The Associated Press
CHARLOTTE, N.C. — Former University of Alabama golfer Justin Thomas emerged from the shadow of a longtime friend and won the PGA Championship to take his place among the young elite in golf.
With two big breaks to start the back nine, a chip-in for birdie to seize control and a timely 7-iron that soared over the water to a peninsula green, Thomas closed with a 3-under 68 for a two-shot victory.
The PGA Championship was the most fitting major for the 24-year-old son of a PGA professional. Mike Thomas, a former PGA board member and longtime pro at Harmony Landing outside Louisville, Kentucky, walked along the edge of the 18th green and into the arms of his son, a major champion.
The week began with Jordan Spieth’s quest for a career Grand Slam. Spieth was at the 18th green late Sunday afternoon at Quail Hollow, but only so he could celebrate the moment with Thomas, close friends since they were 14.
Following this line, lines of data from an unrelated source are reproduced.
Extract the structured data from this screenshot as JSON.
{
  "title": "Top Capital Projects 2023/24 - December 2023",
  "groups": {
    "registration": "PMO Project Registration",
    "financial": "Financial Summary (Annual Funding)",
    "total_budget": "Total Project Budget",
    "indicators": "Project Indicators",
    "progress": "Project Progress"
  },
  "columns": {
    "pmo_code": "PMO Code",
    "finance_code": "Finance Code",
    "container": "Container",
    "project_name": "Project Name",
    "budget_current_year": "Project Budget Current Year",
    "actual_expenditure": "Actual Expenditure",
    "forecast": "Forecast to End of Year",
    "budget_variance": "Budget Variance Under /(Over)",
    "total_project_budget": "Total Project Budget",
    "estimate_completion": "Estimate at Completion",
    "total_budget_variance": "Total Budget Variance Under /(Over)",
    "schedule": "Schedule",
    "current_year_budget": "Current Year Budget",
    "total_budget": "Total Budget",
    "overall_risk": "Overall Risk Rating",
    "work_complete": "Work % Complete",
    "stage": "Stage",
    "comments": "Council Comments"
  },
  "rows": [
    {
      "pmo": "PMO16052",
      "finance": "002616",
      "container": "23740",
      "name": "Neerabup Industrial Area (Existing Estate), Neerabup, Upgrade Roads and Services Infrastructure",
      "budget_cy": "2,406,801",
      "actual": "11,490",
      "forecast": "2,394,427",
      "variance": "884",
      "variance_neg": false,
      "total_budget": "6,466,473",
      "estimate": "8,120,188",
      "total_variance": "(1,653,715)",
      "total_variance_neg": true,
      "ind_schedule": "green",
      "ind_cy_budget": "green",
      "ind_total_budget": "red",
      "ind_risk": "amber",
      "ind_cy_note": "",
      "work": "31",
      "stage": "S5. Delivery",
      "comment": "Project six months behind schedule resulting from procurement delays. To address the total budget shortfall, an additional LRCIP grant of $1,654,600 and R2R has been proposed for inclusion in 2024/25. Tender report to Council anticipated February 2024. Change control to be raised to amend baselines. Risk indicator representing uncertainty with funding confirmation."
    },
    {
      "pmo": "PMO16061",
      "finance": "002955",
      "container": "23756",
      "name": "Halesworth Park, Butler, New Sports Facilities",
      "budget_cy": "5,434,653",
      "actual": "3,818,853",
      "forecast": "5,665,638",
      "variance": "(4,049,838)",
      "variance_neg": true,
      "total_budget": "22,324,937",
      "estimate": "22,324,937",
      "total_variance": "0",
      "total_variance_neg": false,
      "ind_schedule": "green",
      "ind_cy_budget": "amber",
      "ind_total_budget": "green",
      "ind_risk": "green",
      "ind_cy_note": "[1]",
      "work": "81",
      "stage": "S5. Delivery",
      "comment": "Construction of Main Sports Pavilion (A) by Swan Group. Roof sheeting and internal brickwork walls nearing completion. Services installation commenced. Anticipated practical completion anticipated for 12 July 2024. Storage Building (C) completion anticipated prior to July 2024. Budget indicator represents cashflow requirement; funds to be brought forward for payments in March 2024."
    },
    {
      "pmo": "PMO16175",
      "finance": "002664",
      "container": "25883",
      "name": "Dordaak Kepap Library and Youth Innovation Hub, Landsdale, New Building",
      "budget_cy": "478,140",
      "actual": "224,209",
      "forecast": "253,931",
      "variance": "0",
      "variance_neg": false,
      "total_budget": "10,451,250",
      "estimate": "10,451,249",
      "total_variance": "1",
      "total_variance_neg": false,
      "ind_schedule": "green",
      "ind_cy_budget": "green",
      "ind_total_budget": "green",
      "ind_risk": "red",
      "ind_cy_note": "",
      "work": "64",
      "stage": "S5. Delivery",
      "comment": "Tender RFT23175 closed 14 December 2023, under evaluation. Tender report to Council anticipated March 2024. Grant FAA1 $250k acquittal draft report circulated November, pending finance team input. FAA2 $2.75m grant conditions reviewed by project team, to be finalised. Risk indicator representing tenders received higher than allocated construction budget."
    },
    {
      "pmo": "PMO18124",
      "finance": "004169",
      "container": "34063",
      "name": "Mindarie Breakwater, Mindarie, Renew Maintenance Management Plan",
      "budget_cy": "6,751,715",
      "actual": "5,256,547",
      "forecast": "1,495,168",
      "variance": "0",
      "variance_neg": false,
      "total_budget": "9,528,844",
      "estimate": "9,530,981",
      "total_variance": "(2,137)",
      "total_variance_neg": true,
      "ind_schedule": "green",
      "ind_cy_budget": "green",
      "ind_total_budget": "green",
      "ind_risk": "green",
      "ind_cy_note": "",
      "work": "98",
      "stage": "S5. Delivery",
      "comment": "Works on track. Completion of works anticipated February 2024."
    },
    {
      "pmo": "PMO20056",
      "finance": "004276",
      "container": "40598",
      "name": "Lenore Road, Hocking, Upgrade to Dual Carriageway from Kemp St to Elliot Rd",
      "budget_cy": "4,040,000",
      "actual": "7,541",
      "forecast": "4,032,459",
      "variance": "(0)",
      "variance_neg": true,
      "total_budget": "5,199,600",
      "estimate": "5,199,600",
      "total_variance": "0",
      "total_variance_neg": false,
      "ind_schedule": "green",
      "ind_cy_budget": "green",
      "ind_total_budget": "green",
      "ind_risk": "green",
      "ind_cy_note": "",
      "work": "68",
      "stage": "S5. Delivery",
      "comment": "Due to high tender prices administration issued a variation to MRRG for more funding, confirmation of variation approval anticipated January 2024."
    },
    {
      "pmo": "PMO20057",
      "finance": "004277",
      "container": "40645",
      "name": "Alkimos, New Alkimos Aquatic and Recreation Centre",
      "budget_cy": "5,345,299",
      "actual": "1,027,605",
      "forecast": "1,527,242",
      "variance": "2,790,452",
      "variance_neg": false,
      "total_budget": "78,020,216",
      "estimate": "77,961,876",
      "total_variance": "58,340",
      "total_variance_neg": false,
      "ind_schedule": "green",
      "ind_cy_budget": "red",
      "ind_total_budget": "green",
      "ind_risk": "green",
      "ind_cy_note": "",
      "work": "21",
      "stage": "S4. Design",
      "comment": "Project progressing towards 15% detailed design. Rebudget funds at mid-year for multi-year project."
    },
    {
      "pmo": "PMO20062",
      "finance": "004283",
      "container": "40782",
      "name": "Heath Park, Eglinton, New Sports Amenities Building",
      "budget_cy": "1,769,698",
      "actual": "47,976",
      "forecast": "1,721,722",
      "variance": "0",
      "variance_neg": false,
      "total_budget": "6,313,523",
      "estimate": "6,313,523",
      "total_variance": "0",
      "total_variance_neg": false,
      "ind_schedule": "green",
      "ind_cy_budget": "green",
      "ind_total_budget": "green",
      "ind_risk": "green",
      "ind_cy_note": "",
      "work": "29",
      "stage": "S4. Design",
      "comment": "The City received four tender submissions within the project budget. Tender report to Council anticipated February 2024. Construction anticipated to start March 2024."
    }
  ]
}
“So awesome, dude,” Spieth told him.
Thomas was every bit of that.
With five players still in the mix on the back nine, Thomas surged ahead by chipping in from 40 feet on the par-3 13th hole, and holding his nerve down the stretch as his challengers eventually faded, one after another.
Hideki Matsuyama, bidding to become the first player from Japan to win a major, recovered from back-to-back bogeys with birdies on the 14th and 15th holes to get within one shot. But the championship turned on the 16th hole.
Thomas faced a 6-foot par putt to stay at 8 under. Matsuyama caught a good lie over the green and chipped to 5 feet. Thomas wasted no time over the putt and drilled it in the center of cup. Matsuyama missed and was two shots behind.
“The last major of the year, and I was in contention,” said Matsuyama, a runner-up at the U.S. Open. “All I can do is try harder next time.”
Thomas sealed it with a 7-iron from 221 yards, so pure that he let the club twirl through his hands as he watched it clear the water and roll out to 15 feet. The birdie putt curled in and his lead was up to three going to the 18th. A final bogey only affected the score.
Thomas finished at 8-under 276 for his fourth victory of the year.
The PGA has been part of the Thomas family for three generations. Paul Thomas, his grandfather, was the longtime pro at Zanesville Country Club in Ohio who played in the 1962 U.S. Open. His father played at Morehead State and had aspirations of playing the tour that didn’t last long. Instead, Mike Thomas became a club pro who watched his son fall in love with the game and grow into a force on the PGA Tour.
“I can’t put it into words,” Thomas said about his PGA of America heritage. “I wish my grandpa could be here for it. It’s so special to get it done. I’ve glad we have a trophy now.”
Kevin Kisner was the last one who had a chance to catch him. But he three-putted from 100 feet on the 16th for bogey, couldn’t birdie the 17th from long range and hit his second shot into the water and finished with a double bogey. Kisner, the 54-hole leader, played the final three holes in 6 over on the weekend. He closed with a 74.
“That’s not going to be fun to look at,” he said of his weekend finish over the brutal closing stretch at Quail Hollow. “I thought I had to get to 10 (under) starting the day to win, and that was about right. I had every opportunity. I just didn’t finish it off.”
Matsuyama also hit into the water on No. 18 and made bogey for a 72 to finish three back.
Louis Oosthuizen (70), Patrick Reed (67) and Francesco Molinari (67) tied for second, though none had a chance to win playing the 18th. Oosthuizen holed a 50-foot birdie putt on the 18th to get a runner-up finish in the majors for the fourth time.
For Reed, it was his first top 10 in a major.
Just two months ago, fresh off a record-tying 63 in the U.S. Open to get in the final group at Erin Hills, Thomas struggled from the start and shot 75. He started this final round two shots behind, skulled a bunker shot on the first hole and had to make a 15-foot putt to avoid double bogey. He missed a short par putt on No. 3, and that was the last mistake he made until it no longer mattered.
Thomas began his move with a 35-foot birdie putt on No. 9, and then caught two breaks on the par-5 10th. His tee shot sailed left into a tree and bounced out into the fairway. Then, his 8-foot birdie putt hung on the left edge of the cup. Thomas smiled and lazily turned away, and a few seconds later as he looked back toward the hole, gravity took over and the ball dropped into the cup.
He had a chance for a knockout until failing to birdie the two easiest holes on the back nine, only to make up for it with the tough bunker shot on the 16th that led to his clutch par, and a 7-iron that made him a major champion.
He gets referred to endlessly as Spieth’s best friend because Spieth, who is 3 months younger, has done so much so quickly. Their friendship dates to France when they represented the U.S. in the Evian Junior Masters. Thomas won that 36-hole event.
Ten years later, they have won consecutive majors and head into the FedEx Cup playoffs battling for PGA Tour player of the year.